JAKARTA - Rupiah membukukan pelemahan lima hari beruntun melawan dolar Amerika Serikat (AS) setelah melemah 0,27% ke Rp 14.957/USD pada pekan lalu.
Direktur Center of Economic and Law Studies (Celios) Bhima Yudhistira menilai pergerakan rupiah di level tersebut bukan pertanda baik.
"Rupiah yang bergerak dikisaran Rp15.000 per dolar sebenarnya bukan pertanda baik, meski terlihat stabil dalam satu minggu terakhir namun ada beberapa dampak," ujar Bhima kepada MNC Portal Indonesia, Senin (11/7/2022).
BACA JUGA:Rupiah Menguat Tipis di Level Rp14.926/USD
Bhima menjelaskan, sebelum rupiah melemah ke Rp15.000/USD harga beberapa bahan baku industri khususnya makanan minuman (mamin) sudah mengalami kenaikan seperti gandum, gula, hingga minyak nabati.
Sehingga jika ditambah pelemahan kurs tentu bebannya menjadi ganda.
Lanjutnya, sementara pelaku mamin sedang menunggu momen tepat untuk naikkan harga retail karena tidak semua kelompok masyarakat siap meski kenaikan harga hanya 5% - 7%.
"Contohnya kelompok menengah bawah, kalau harga naik maka bisa bergeser ke produk pesaing atau bahkan mengurangi pembelian.
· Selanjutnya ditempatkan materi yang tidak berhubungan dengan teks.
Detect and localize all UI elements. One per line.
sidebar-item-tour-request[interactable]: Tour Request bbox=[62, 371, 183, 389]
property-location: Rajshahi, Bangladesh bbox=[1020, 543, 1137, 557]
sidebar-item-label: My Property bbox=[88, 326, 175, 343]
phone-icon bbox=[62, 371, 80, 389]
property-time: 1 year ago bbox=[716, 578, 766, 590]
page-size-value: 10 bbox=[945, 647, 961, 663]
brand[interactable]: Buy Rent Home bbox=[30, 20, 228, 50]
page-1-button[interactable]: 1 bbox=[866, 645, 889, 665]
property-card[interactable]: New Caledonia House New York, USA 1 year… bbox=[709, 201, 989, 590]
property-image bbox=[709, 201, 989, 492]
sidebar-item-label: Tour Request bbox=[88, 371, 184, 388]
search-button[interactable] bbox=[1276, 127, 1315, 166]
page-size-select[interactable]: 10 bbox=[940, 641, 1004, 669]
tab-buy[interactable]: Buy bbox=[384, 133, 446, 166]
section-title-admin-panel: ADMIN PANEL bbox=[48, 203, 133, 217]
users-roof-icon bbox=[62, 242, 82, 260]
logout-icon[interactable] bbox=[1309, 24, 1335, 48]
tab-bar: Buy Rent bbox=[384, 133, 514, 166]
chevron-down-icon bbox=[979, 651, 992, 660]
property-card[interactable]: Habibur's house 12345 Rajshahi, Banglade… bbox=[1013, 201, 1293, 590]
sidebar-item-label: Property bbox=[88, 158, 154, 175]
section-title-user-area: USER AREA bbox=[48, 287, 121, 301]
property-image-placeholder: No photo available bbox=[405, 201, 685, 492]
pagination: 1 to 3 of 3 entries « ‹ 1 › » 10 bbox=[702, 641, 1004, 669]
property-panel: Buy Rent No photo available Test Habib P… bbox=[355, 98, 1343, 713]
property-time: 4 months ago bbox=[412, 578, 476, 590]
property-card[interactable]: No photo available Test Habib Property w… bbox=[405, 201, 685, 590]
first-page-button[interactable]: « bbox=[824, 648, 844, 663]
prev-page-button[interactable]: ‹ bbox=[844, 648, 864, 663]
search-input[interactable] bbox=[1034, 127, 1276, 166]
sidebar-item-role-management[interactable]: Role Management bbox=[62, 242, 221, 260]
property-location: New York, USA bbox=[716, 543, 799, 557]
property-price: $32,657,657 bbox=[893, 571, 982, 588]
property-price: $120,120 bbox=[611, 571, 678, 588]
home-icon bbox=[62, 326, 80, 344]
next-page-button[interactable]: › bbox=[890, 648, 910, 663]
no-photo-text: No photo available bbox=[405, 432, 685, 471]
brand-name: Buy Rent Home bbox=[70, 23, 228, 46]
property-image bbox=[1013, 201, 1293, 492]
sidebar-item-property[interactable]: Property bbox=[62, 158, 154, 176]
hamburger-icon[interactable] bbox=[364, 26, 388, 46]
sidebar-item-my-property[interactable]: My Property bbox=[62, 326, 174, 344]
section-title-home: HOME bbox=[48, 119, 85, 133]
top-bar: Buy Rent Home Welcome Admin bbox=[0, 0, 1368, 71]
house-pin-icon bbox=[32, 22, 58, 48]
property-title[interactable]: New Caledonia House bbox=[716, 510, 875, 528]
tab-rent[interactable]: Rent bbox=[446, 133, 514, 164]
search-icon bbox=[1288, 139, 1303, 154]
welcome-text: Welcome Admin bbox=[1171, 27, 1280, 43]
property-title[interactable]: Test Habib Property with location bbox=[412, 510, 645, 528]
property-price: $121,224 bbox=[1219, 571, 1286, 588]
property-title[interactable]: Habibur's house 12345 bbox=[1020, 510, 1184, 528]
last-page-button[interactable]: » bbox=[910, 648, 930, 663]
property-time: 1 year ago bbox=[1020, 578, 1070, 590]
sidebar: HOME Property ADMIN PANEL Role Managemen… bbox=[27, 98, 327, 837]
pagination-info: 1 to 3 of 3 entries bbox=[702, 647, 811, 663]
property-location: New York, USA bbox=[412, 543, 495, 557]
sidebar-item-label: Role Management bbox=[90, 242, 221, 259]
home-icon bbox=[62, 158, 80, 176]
Target penjualan bisa turun," jelasnya.
Dia menerangkan beban pembiayaan utang luar negeri swasta dan pemerintah akibat adanya selisih kurs tetap tinggi.
Ditambah Fed rate makin agresif naikkan suku bunga, maka akan mengakibatkan cost of fund naik dan tidak menutup kemungkinan sektor swasta akan rem ekspansi.
"Jika rupiah belum bisa turun di level Rp14.300 per dollar maka tekanan terhadap swasta yang berlanjut akan mempengaruhi laju pertumbuhan konsumsi rumah tangga, dan kesempatan kerja," pungkasnya.